Essa interpretação não está prevista no texto da lei (Código de Processo Penal), mas já foi admitida por alguns juízes, em determinados casos, em certas localidades do Brasil sob entendimento de que a prisão deve ser substituída pela internação para equilibrar a saúde do infrator, sempre exigida indicação médica. Recentemente essa interpretação encontrou apoio em parte do texto da Resolução 221/2020, do Conselho Nacional do Ministério Público (CNMP), que orienta a atuação do Ministério Público na audiência de custódia recomendando ao Promotor de Justiça que dela participar formular questionamentos suplementares para verificar, entre outras situações, “histórico de (…) dependência química, para analisar a hipótese de requerer encaminhamento assistencial e a concessão da liberdade provisória, com a imposição de medida cautelar, ou encaminhar o caso para o órgão do Ministério Público com atribuição para a curadoria de saúde.” Nesse ponto, a Resolução do CNMP desperta o Promotor de Justiça para eventual abuso de AOD e, se for necessário, orienta a adoção de providência para acolher, tratar, recuperar ou apoiar a reinserção social do infrator.

Por último, fora do envolvimento com crime, se o dependente de drogas necessitar cuidados intensivos, a Lei dispõe que a internação pode ser indicada pelo médico, somente no caso de os recursos extra hospitalares se mostrarem insuficientes, ou seja, em último caso, conforme previsão do art. 23-A, da Lei 11.343/2006, novidade inserida na lei no ano de 2019.

Referido art. 23-A prevê, entre outras coisas, que a internação voluntária é aquela que se dá com o consentimento do dependente de drogas enquanto a internação involuntária é aquela que se dá, sem o consentimento do dependente, a pedido de familiar ou do responsável legal ou, na absoluta falta deste, de servidor público da área de saúde, da assistência social ou dos órgãos públicos integrantes do Sistema Nacional de Políticas Públicas sobre Drogas (Sisnad), com exceção de servidores da área de segurança pública, que constate a existência de motivos que justifiquem a medida.
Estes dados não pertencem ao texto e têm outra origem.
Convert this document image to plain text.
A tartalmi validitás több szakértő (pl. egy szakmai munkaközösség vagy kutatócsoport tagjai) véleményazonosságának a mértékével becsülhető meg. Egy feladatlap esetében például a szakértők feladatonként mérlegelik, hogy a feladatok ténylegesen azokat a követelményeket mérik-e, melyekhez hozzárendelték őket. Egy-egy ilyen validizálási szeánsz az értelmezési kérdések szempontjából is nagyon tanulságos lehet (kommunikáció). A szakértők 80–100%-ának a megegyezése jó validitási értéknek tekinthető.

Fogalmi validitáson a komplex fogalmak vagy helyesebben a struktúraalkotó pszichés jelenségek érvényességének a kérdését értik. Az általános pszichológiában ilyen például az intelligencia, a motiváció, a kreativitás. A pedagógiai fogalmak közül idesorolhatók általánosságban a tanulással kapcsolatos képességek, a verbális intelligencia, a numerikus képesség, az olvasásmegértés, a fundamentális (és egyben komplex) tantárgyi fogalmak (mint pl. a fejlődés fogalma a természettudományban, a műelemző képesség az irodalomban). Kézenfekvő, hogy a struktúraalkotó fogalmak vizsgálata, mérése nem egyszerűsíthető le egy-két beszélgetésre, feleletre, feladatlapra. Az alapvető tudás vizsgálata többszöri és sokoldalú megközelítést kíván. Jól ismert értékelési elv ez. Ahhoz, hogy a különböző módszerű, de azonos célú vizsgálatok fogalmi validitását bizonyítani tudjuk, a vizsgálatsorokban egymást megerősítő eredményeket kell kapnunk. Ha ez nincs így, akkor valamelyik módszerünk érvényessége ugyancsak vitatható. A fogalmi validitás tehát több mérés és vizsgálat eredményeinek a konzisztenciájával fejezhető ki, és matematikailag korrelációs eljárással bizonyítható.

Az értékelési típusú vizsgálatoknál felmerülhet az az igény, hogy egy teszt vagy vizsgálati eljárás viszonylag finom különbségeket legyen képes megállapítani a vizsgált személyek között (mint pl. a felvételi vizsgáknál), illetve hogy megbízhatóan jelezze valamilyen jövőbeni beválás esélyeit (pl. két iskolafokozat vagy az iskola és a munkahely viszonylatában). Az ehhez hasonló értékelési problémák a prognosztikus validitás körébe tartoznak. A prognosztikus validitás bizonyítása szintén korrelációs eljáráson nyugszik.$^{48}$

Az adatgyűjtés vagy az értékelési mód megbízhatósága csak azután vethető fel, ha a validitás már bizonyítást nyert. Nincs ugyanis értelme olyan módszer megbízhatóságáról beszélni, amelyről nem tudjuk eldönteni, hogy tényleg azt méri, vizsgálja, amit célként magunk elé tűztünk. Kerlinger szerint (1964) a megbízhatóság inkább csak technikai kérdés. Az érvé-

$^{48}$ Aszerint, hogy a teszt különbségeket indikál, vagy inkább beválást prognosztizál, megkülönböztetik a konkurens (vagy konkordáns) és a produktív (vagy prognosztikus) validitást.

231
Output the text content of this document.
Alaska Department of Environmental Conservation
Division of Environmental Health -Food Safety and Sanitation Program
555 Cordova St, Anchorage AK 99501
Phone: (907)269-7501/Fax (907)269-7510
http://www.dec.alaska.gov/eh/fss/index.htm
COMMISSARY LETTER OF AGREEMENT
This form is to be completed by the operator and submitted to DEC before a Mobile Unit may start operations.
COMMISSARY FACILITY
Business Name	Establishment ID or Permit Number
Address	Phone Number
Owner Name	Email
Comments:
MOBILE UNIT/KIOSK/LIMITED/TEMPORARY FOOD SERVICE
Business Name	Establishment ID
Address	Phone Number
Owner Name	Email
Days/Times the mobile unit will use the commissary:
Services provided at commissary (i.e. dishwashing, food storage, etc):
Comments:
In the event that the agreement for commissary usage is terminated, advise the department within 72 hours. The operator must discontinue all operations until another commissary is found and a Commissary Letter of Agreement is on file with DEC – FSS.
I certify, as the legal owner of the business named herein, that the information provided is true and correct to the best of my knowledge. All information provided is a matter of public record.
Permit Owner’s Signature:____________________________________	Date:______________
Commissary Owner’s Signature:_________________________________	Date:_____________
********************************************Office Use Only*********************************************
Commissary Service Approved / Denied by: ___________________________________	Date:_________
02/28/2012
Em arremate, no caso de notícia da prisão de pessoa dependente ou abusadora de AOD, é importante que o familiar mais próximo se mantenha calmo, procure orientação de um Advogado ou Defensor Público (em algumas comarcas há plantões da Defensoria aos finais de semana), lembrando que em favor das famílias sem recursos, o Juiz nomeará um Advogado para assistir ao infrator. Além disso, se puder, procure orientação médica profissional especializada para, se for o caso, obter declaração escrita indicando a indispensabilidade da internação da pessoa presa, com clara exposição do motivo pelo qual a internação é necessária e, sobretudo, confie que o melhor ocorrerá, buscando apoio nos membros experientes, nos princípios e na literatura de AE, que muito ajudarão lidar com tudo isso tudo.


por Mário Sérgio Sobrinho – Membro do Ministério Público do Estado de São Paulo e Apoiador do Programa de Justiça Terapêutica (JT) em atenção a pedido de Mara Silvia Carvalho de Menezes, Cofundadora do Amor-Exigente e Presidente de Honra da Federação de Amor-Exigente (FEAE).